Department of Pathology , Harvard Medical School , Boston , Massachusetts , United States.
Department of Pathology , Boston Children's Hospital , Boston , Massachusetts , United States.
J Proteome Res. 2018 May 4;17(5):1983-1992. doi: 10.1021/acs.jproteome.8b00111. Epub 2018 Apr 19.
Blood is an ideal body fluid for the discovery or monitoring of diagnostic and prognostic protein biomarkers. However, discovering robust biomarkers requires the analysis of large numbers of samples to appropriately represent interindividual variability. To address this analytical challenge, we established a high-throughput and cost-effective proteomics workflow for accurate and comprehensive proteomics at an analytical depth applicable for clinical studies. For validation, we processed 1 μL each from 62 plasma samples in 96-well plates and analyzed the product by quantitative data-independent acquisition liquid chromatography/mass spectrometry; the data were queried using feature quantification with Spectronaut. To show the applicability of our workflow to serum, we analyzed a unique set of samples from 48 chronic pancreatitis patients, pre and post total pancreatectomy with islet autotransplantation (TPIAT) surgery. We identified 16 serum proteins with statistically significant abundance alterations, which represent a molecular signature distinct from that of chronic pancreatitis. In summary, we established a cost-efficient high-throughput workflow for comprehensive proteomics using PVDF-membrane-based digestion that is robust, automatable, and applicable to small plasma and serum volumes, e.g., finger stick. Application of this plasma/serum proteomics workflow resulted in the first mapping of the molecular implications of TPIAT on the serum proteome.
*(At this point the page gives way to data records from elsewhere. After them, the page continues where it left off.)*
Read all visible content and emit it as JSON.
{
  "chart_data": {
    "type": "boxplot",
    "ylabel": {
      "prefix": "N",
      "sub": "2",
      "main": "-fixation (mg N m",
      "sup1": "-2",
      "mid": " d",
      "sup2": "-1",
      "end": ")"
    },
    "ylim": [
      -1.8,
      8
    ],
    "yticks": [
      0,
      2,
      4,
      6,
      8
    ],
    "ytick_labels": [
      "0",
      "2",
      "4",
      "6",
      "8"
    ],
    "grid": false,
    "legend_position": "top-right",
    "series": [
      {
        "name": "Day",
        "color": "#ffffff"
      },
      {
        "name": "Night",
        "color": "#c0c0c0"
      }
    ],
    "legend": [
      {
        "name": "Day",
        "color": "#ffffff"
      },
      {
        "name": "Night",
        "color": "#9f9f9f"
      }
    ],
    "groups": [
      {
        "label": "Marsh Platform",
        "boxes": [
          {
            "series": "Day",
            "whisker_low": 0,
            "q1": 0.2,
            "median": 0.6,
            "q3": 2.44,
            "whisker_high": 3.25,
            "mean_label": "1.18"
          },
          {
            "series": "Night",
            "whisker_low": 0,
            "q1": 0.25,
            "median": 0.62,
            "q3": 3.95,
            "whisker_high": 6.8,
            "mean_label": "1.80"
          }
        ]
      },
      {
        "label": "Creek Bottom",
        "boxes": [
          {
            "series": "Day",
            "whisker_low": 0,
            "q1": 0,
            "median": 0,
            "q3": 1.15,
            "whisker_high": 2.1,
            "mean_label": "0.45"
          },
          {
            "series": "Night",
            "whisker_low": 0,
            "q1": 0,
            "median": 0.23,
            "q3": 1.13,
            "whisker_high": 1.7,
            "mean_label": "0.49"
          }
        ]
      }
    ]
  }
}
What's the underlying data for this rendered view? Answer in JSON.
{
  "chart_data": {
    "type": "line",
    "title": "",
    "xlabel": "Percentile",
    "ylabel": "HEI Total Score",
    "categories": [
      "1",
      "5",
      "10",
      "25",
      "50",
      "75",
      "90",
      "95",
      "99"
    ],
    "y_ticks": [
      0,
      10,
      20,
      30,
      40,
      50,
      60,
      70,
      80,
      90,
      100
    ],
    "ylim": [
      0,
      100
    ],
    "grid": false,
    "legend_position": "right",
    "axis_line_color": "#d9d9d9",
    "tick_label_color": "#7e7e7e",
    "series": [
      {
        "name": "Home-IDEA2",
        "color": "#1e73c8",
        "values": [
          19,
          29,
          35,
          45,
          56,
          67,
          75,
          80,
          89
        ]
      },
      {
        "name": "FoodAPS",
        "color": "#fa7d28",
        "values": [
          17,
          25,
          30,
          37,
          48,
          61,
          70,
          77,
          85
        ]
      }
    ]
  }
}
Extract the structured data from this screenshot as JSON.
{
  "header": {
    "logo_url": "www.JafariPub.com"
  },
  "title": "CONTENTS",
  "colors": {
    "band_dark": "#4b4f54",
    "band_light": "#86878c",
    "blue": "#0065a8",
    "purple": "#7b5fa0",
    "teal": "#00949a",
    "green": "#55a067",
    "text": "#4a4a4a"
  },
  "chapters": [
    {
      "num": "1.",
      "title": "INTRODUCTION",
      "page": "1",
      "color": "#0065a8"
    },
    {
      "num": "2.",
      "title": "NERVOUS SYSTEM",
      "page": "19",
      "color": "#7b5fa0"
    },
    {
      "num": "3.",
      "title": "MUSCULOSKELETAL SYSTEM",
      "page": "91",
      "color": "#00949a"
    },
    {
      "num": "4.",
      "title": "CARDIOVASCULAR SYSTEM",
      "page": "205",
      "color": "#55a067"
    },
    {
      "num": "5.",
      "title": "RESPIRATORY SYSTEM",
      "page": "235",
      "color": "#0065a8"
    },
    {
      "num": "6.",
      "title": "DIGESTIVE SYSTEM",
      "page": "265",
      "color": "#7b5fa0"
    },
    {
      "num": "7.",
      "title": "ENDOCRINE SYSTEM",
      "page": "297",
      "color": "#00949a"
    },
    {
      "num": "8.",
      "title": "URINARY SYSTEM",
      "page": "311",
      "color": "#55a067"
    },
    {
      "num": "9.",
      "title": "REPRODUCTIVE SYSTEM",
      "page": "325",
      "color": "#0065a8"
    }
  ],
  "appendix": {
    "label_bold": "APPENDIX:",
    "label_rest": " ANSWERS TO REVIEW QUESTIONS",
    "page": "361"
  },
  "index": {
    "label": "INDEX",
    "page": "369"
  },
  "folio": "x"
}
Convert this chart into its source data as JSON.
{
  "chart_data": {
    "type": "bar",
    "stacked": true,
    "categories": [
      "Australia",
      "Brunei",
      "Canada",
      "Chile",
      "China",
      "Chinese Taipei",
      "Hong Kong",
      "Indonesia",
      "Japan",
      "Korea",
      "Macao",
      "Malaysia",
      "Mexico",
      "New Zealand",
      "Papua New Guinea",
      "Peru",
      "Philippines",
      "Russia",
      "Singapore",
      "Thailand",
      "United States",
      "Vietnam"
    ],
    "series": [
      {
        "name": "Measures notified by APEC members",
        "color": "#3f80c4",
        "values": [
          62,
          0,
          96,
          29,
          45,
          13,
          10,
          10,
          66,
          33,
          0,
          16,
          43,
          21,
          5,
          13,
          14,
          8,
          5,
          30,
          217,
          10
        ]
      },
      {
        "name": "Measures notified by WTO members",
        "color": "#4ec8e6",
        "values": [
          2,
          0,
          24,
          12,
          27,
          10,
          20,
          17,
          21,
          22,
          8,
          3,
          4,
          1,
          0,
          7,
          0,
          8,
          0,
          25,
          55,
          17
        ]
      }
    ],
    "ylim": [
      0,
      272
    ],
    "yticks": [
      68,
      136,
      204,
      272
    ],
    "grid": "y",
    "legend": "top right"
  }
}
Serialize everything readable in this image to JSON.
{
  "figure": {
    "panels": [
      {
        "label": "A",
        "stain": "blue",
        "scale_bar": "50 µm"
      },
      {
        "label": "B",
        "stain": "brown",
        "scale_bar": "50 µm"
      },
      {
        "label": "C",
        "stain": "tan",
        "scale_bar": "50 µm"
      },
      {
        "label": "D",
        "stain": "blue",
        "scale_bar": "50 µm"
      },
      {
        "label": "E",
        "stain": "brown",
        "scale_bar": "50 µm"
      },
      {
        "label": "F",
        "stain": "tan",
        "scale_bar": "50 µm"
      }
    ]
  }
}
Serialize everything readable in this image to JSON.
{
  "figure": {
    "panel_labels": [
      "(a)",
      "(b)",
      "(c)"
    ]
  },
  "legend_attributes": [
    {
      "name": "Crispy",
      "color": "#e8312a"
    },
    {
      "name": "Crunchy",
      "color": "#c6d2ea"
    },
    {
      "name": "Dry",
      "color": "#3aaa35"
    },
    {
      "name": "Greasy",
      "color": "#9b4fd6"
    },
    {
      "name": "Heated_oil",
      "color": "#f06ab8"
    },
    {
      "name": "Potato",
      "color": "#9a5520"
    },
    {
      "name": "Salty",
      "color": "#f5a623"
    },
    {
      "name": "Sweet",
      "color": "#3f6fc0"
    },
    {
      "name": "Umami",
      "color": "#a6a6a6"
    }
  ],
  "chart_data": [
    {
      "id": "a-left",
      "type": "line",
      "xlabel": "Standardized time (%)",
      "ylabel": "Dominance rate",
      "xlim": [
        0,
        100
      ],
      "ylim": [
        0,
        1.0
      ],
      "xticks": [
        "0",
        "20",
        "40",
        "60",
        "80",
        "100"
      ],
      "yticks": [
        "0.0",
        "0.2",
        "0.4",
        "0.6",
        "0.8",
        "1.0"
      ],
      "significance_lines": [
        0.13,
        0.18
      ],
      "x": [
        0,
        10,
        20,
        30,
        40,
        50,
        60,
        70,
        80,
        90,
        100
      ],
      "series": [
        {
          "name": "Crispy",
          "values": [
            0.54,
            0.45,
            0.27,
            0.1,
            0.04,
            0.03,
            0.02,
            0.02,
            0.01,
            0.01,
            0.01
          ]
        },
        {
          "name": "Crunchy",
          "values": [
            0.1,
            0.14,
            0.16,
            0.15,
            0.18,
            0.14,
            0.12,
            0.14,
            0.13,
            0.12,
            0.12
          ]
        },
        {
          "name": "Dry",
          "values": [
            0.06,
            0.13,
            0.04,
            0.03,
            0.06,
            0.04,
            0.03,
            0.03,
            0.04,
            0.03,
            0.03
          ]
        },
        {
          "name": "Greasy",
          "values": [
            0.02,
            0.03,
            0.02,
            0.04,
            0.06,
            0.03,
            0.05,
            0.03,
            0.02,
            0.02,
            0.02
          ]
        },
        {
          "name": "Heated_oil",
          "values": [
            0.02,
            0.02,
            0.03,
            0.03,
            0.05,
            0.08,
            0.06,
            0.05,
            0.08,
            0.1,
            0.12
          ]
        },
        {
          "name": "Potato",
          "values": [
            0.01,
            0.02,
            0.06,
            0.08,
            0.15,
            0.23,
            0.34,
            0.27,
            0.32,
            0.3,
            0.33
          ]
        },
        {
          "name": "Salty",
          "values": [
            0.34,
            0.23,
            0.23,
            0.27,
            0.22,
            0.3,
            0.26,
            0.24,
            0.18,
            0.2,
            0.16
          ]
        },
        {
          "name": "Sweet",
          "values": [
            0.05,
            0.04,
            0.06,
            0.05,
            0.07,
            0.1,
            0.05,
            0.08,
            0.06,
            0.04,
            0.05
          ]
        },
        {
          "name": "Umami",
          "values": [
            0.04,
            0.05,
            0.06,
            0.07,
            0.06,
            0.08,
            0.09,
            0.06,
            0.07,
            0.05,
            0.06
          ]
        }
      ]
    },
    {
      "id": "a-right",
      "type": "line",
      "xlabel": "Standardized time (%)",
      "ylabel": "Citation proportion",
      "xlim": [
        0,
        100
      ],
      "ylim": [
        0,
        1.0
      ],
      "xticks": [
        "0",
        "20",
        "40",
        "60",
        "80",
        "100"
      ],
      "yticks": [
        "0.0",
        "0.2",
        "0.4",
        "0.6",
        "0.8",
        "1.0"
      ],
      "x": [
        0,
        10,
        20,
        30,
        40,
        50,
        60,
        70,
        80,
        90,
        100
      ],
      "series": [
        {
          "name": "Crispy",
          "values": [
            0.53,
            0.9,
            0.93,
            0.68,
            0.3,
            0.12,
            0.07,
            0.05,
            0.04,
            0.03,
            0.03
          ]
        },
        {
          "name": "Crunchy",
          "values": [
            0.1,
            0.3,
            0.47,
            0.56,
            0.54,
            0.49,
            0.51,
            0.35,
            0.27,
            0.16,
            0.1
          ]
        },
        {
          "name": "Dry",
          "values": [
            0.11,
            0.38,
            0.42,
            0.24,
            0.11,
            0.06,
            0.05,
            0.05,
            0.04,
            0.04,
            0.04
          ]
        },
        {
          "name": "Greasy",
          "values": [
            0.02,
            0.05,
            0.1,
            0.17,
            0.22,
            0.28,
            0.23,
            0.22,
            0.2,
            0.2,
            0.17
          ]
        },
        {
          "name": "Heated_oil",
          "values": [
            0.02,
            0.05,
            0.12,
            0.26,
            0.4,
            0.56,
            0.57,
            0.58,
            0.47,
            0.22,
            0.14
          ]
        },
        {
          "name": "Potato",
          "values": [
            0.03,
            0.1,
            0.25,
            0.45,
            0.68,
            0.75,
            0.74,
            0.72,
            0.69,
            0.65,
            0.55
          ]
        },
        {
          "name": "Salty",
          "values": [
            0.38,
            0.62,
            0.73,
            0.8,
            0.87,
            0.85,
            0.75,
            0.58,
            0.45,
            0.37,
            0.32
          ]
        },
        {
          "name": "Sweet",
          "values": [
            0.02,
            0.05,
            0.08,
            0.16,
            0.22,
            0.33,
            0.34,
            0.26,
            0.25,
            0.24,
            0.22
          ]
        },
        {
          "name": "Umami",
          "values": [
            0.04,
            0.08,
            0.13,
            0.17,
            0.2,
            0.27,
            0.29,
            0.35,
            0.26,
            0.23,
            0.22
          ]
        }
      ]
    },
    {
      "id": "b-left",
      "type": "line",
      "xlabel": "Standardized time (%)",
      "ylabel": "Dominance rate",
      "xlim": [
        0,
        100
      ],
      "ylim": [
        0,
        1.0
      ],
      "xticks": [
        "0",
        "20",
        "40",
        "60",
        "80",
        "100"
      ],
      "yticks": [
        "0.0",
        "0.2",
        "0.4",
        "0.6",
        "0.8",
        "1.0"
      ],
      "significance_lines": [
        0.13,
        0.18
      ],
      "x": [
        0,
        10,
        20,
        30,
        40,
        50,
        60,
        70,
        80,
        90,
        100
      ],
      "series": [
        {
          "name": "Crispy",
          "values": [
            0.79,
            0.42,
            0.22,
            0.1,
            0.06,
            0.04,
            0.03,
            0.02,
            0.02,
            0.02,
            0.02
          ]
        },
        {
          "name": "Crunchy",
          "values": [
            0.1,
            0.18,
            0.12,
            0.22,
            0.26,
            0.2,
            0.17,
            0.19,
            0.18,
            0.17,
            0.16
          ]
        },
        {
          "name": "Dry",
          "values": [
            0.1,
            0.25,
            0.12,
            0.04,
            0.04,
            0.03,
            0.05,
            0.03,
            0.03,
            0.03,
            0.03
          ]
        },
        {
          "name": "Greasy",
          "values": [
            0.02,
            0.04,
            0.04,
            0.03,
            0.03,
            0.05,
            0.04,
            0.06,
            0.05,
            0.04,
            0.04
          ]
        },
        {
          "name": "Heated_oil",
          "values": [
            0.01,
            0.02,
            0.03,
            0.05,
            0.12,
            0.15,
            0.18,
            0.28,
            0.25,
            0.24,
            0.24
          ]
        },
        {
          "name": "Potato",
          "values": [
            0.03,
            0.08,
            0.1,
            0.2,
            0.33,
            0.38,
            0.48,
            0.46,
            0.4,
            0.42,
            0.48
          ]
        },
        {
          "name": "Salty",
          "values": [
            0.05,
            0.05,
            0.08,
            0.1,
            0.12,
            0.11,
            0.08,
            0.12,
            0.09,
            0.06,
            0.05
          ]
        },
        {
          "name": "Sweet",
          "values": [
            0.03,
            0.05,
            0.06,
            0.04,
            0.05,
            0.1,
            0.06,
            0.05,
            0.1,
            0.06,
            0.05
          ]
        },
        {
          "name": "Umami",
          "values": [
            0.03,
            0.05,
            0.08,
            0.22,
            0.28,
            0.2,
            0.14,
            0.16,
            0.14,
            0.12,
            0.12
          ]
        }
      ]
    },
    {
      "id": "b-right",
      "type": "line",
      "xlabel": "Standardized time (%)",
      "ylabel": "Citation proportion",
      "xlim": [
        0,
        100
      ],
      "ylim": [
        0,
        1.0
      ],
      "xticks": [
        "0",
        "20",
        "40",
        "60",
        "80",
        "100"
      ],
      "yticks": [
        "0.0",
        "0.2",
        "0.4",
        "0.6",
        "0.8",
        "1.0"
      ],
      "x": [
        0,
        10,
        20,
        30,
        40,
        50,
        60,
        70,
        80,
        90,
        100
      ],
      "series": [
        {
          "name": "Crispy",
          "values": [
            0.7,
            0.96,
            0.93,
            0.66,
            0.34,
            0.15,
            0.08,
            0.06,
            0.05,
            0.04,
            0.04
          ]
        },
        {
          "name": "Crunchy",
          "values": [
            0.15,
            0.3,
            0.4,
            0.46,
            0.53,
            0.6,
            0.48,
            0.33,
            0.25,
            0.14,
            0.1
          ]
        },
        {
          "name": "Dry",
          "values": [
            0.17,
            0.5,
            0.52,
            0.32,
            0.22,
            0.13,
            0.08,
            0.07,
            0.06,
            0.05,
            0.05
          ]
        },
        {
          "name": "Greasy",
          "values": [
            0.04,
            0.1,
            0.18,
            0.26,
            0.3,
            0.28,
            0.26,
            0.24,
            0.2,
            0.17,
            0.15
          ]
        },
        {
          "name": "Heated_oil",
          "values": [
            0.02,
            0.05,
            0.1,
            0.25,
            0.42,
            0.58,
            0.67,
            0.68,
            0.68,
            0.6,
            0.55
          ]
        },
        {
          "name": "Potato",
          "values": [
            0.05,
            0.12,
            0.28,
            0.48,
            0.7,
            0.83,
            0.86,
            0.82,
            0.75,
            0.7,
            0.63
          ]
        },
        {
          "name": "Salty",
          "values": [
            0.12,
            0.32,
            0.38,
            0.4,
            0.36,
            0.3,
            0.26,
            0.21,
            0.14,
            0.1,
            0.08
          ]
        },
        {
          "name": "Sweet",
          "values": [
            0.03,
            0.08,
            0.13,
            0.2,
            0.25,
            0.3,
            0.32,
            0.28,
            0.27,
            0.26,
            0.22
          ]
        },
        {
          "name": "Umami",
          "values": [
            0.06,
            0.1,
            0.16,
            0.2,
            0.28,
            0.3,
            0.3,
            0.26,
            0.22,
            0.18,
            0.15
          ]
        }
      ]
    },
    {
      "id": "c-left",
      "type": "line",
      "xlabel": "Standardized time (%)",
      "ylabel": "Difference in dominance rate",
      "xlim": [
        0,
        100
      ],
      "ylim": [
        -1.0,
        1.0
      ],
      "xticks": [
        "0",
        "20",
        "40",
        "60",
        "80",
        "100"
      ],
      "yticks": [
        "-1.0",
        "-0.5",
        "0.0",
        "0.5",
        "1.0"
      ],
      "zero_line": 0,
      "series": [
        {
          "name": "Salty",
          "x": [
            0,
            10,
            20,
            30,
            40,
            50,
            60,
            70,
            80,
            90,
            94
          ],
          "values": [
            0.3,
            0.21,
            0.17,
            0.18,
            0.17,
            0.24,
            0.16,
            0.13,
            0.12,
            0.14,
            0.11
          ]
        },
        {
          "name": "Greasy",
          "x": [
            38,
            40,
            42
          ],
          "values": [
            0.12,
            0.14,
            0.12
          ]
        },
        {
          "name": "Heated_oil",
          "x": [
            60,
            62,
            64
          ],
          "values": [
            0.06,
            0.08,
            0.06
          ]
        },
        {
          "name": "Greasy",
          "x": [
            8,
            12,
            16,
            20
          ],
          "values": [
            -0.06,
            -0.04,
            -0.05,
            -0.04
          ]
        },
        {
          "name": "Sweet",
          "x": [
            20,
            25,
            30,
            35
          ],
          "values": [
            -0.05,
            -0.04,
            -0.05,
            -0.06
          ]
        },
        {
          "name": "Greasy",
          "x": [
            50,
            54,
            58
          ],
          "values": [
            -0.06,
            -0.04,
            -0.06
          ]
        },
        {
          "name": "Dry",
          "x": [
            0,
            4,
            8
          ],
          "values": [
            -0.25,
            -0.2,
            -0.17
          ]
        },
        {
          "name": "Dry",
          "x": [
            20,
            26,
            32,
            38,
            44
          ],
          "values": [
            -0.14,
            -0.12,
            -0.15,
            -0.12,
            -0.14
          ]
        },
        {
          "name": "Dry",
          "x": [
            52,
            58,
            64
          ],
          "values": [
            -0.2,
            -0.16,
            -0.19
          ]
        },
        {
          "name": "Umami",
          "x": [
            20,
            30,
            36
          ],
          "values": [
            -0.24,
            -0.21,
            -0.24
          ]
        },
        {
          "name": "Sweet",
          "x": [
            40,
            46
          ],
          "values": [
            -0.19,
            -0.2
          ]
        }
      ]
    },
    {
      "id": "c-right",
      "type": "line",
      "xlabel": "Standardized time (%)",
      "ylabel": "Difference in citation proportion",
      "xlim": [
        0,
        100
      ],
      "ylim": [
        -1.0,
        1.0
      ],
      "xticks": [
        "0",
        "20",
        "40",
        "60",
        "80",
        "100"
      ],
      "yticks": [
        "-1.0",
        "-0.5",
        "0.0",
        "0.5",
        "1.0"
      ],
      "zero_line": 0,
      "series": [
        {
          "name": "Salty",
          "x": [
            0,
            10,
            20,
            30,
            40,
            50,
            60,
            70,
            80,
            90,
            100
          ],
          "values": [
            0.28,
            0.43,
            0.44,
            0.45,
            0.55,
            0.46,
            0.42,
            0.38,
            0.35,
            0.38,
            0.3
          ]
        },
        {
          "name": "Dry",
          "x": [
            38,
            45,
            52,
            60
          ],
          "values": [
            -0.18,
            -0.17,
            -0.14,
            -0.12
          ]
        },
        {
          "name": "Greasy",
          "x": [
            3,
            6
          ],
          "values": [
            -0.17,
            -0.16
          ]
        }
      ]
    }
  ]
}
血液是发现或监测诊断和预后蛋白生物标志物的理想体液。然而,发现稳健的生物标志物需要分析大量的样本,以适当代表个体间的变异性。为了解决这一分析挑战,我们建立了一种高通量且具有成本效益的蛋白质组学工作流程,用于在适用于临床研究的分析深度上进行准确和全面的蛋白质组学分析。为了进行验证,我们从 96 孔板中的 62 个血浆样本中各处理 1μL,并通过定量数据非依赖性采集液相色谱/质谱法对产物进行分析;使用 Spectronaut 进行特征量化查询数据。为了展示我们的工作流程对血清的适用性,我们分析了一组来自 48 例慢性胰腺炎患者的独特样本,这些患者在接受全胰切除术伴胰岛自体移植(TPIAT)手术后的术前和术后。我们鉴定出 16 种血清蛋白的丰度发生了统计学上显著的改变,这些蛋白代表了与慢性胰腺炎不同的分子特征。总之,我们建立了一种基于 PVDF 膜消化的高效、高通量的全面蛋白质组学工作流程,该流程具有稳健性、自动化性,并且适用于小体积的血浆和血清,例如指尖采血。该血浆/血清蛋白质组学工作流程的应用首次描绘了 TPIAT 对血清蛋白质组的分子影响。